KUALA LUMPUR, June 30 – The Ministry of Health (MOH) has instructed doctors in the public and private sectors to notify health authorities of cases of lung disease related to the use of e-cigarettes or vaping.
Director General of Health Dr. Noor Hisham Abdullah said in a June 9 circular that cases of lung injury associated with the use of electronic cigarettes or vaping products (EVALI) are classified as confirmed EVALI and probable.
EVALI is a serious condition in which the lungs are damaged by substances in electronic cigarettes and vaping products.
Dr Noor Hisham’s circular – which came into effect on June 9 – stated that confirmed and probable cases of EVALI should be notified to the district health office within 48 hours of diagnosis by a medical specialist or physician.

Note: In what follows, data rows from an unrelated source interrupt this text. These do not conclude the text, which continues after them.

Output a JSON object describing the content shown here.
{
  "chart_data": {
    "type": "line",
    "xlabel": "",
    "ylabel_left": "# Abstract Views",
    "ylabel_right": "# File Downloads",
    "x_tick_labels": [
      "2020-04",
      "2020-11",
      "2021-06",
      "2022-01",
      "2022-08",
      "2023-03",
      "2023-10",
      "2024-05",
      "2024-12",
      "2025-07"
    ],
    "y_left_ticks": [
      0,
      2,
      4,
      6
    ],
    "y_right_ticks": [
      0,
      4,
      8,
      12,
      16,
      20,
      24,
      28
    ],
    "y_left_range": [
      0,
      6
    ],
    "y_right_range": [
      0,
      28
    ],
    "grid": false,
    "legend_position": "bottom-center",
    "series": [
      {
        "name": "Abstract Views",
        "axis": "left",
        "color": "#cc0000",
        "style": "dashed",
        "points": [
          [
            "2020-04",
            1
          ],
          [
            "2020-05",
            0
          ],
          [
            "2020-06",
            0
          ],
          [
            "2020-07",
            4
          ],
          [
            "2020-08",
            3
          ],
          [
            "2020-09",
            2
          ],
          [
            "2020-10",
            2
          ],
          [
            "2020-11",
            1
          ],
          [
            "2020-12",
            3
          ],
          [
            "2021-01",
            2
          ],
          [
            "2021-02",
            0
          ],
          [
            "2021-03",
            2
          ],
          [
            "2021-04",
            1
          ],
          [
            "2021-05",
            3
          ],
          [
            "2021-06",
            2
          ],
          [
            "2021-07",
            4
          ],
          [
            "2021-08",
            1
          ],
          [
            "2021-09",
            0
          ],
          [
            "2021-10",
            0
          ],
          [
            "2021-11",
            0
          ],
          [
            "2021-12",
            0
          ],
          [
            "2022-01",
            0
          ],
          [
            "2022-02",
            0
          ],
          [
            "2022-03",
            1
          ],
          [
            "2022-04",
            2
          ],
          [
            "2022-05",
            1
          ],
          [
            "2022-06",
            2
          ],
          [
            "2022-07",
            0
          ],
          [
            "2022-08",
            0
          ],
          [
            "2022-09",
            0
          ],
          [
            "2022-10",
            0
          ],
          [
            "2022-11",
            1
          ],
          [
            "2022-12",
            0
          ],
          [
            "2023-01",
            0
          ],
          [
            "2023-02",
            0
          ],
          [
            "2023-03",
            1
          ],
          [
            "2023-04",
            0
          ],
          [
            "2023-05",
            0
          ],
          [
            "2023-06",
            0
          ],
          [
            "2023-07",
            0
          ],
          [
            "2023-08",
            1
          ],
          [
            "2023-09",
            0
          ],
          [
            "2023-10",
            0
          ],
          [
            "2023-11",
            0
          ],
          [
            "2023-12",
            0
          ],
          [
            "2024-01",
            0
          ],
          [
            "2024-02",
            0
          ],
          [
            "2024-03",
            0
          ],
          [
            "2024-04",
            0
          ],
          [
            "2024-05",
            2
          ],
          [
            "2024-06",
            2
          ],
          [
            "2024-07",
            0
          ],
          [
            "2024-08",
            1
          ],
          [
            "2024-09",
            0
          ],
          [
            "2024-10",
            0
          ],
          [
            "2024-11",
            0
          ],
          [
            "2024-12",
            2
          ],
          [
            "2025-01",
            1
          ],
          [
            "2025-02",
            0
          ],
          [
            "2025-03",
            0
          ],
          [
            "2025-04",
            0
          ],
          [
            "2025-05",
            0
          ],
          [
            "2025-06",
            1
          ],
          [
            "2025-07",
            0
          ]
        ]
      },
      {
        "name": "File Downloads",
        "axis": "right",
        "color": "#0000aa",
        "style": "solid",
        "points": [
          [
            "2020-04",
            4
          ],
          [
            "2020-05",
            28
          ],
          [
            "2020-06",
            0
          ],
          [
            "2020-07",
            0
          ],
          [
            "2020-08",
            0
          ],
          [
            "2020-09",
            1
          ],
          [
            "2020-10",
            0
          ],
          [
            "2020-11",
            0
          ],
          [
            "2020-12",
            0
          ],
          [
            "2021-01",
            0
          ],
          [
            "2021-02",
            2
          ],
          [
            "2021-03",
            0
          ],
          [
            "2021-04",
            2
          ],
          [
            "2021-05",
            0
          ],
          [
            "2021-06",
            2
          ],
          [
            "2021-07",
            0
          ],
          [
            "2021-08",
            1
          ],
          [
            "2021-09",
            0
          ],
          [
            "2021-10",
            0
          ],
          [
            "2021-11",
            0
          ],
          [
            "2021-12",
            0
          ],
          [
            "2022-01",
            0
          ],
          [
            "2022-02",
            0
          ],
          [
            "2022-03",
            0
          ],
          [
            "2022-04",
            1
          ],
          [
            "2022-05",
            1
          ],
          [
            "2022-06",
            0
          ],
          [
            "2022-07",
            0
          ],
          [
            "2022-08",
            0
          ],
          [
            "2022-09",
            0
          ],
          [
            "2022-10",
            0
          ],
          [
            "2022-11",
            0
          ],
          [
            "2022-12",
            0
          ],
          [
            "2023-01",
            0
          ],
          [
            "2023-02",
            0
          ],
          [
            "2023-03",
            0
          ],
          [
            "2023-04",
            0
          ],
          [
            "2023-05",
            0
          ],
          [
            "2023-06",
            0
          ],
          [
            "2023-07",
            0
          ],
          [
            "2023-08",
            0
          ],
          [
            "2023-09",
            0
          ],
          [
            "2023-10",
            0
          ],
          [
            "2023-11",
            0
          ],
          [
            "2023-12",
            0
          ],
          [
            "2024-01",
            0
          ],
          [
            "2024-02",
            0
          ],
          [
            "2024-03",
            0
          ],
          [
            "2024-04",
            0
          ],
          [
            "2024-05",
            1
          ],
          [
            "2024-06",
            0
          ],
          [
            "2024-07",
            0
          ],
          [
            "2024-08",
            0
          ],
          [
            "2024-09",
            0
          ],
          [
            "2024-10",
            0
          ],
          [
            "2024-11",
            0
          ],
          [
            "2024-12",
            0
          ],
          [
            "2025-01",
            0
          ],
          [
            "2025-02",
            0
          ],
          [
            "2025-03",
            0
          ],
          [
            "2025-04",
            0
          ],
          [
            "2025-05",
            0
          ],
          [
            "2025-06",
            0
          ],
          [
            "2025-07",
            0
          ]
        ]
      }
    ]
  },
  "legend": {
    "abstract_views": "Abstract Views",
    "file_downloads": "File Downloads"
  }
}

Suspected cases of EVALI treated in a hospital or clinic emergency department should be referred to a medical specialist for further action.
Probable and confirmed cases of EVALI are defined as the patient using e-cigarettes or vaping within 90 days before the onset of symptoms and radiological changes on chest X-ray or CT scan (pulmonary infiltrate, e.g. opacities, on a plain chest x-ray
or ground glass opacities on chest CT). Opacities are fuzzy spots on the lungs that indicate tissue damage.
For probable cases, infection is identified by PCR or culture, but the clinical team treating the patient believes that the infection is not the primary cause of the lung injury or that the minimal criteria for lung infection do not are not fulfilled (the tests have not been carried out).
For confirmed cases, early examinations do not show a lung infection. The minimum criteria are that the patient is negative for a viral respiratory infection, that the PCR or rapid influenza test is negative and that all tests related to a respiratory infectious disease are negative (for example: urinary antigen for Streptococcus pneumoniae and Legionella, sputum culture if productive cough, culture if performed, blood culture, human immunodeficiency virus (HIV)-related opportunistic respiratory infections if applicable).
For probable and confirmed cases of EVALI, there is no evidence in the patient’s medical record for a reasonable alternative diagnosis (eg, heart disease, rheumatology, or cancer).
The Ministry of Health has also drafted guidelines for the control of EVALI cases, categorized into sporadic and cluster cases. A sporadic EVALI case is the notification of a single confirmed case, while a cluster involves two or more confirmed EVALI cases; one confirmed case and one probable case; or two probable cases.
Epidemiological links in EVALI clusters are defined as cases using the same brand and same lot of e-cigarette or vape.
The Ministry of Health notification form for cases of EVALI includes symptoms to be checked off by the doctor, such as difficulty breathing, cough, chest pain, nausea, vomiting, diarrhea, aches stomach and fever.
Dr Noor Hisham said that for symptoms other than EVALI disease, doctors who suspect these symptoms were caused by e-cigarette or vaping use can notify the district health office through a “syndromic notification”.
The DG Santé noted that in addition to causing EVALI, using e-cigarettes or vaping can cause other symptoms besides respiratory symptoms. He cited the National Poisons Center reporting symptoms related to e-cigarette use such as numbness, heart palpitations, sweating, vomiting, dizziness and hallucinations.
EVALI was first reported in the United States in October 2019. As of February 2020, as many as 2,807 cases and 68 deaths have been reported in America, according to Dr. Noor Hisham.
Malaysian experts, he said, identified two EVALI-related cases in Labuan and Kuching, Sarawak, involving two teenagers who were permanently disabled and forced to be on continuous oxygen.
“There are believed to be a number of possibly unreported cases, given the increase in e-cigarette or vaping users,” he said.
“In accordance with this, the Ministry of Health shall strengthen the surveillance of diseases related to the use of electronic cigarettes or vaping by imposing the notification of this disease to allow the implementation of immediate prevention and control measures and to long term.
“These notifications are also needed to identify the disease burden caused by e-cigarette or vaping use in Malaysia.”
The MOH clinical practice guidelines on the management of lung injury associated with the use of electronic cigarettes or vaping products (EVALI) can be found here.